As has been noted in [34
], supertree analyses are not always able to completely identify the true tree, because the conditions required for such identification include correct source trees and overlap properties that may not be true of any given set of source trees. However, alternatives - such as combined analyses, in which a phylogeny estimation method is applied to a concatenation of the gene sequence alignments - also have only limited guarantees. From a practical standpoint, the evidence suggests that while combined analyses can yield more accurate trees [20
] than supertree methods, there are conditions in which combined analysis methods cannot be used (e.g., heterogeneous data, including morphology, gene orders, or different types of molecular data), or are simply too computationally intensive. In these cases, improved supertree methods can be important tools in the phylogenetics toolkit.

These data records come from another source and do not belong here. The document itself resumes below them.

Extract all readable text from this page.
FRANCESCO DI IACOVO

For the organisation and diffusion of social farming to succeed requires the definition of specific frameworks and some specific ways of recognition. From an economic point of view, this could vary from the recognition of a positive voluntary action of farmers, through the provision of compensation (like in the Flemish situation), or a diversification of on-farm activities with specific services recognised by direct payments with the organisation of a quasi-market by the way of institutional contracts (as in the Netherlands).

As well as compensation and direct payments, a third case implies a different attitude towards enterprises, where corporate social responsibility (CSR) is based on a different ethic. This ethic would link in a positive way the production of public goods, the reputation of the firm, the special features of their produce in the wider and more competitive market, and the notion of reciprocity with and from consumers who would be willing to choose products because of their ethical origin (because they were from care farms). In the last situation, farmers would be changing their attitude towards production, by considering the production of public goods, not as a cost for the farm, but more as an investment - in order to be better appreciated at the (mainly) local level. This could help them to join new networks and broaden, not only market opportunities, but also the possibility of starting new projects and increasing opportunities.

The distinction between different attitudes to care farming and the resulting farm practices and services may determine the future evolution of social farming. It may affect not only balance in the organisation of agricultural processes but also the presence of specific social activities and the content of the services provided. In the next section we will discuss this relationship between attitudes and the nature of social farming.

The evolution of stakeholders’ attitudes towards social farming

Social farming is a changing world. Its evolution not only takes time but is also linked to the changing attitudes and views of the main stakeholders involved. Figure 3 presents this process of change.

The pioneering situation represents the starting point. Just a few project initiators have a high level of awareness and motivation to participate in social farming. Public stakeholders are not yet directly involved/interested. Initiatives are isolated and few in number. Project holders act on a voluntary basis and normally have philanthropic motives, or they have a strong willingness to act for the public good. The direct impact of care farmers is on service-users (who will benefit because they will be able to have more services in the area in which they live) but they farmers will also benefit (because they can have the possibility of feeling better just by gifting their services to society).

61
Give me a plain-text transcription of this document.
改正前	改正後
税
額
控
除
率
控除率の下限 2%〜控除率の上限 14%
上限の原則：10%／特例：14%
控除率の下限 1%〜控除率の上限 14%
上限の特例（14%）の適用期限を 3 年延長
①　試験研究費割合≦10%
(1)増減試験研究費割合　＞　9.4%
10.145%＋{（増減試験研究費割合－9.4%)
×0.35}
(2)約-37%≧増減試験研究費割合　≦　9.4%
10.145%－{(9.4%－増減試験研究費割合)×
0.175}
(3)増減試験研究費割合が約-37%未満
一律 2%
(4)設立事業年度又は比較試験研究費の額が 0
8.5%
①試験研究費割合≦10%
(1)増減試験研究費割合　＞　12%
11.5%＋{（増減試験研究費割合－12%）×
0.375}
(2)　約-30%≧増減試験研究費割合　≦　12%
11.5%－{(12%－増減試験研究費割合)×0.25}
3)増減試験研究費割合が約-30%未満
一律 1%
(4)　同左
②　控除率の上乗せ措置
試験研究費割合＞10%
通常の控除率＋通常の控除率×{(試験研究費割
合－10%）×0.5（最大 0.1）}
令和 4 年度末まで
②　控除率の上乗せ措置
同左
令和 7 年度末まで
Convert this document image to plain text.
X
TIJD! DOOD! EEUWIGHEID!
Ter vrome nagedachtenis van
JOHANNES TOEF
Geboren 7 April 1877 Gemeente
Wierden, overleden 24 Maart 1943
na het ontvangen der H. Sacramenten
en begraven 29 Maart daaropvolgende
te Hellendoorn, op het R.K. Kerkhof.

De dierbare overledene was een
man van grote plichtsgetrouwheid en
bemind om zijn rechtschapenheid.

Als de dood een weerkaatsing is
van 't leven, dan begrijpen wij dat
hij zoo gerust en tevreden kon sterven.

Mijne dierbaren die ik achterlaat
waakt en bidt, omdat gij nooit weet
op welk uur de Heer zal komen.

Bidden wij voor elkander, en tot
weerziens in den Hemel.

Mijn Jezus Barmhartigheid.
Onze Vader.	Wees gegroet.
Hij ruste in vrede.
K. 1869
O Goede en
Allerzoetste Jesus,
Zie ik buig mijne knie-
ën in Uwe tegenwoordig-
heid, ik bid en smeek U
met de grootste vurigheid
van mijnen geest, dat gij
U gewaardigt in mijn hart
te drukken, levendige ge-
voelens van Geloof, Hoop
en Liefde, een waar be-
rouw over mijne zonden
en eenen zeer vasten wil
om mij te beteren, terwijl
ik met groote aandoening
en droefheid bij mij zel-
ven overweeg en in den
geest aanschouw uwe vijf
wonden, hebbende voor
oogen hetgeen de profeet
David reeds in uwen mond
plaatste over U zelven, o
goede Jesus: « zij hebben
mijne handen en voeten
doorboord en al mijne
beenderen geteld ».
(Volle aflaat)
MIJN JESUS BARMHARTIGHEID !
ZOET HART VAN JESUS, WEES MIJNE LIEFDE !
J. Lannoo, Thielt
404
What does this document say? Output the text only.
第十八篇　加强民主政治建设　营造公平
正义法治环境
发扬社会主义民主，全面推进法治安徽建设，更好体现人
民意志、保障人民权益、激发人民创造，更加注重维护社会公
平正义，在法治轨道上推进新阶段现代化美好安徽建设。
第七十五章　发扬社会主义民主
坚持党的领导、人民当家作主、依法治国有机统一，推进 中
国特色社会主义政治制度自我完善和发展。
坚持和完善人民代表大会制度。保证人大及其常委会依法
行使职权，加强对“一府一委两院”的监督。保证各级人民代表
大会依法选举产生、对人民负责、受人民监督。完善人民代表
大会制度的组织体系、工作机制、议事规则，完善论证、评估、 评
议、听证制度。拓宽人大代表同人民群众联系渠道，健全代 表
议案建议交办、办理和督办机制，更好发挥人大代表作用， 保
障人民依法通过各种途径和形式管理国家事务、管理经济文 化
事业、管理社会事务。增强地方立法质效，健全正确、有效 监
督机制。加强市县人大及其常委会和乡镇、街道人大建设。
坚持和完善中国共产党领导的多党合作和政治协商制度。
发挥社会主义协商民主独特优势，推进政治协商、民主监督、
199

In summary, this study introduces a new set of supertree methods based upon combining the divide-and-conquer strategy within SuperFine with fast supertree methods. In particular, the combination of SuperFine with TNT is extremely fast and produces very accurate supertrees, even on the largest datasets we studied. Earlier work [24
] showed that SuperFine (based upon MRP, and using PAUP*) came very close to the accuracy of combined analysis based upon maximum likelihood. Future work should investigate statistical approaches to supertree estimation (along the lines of maximum likelihood supertrees, but taking branch lengths or support into account). The combination of SuperFine with such statistically-based supertree methods might close the gap between combined analysis and supertree methods.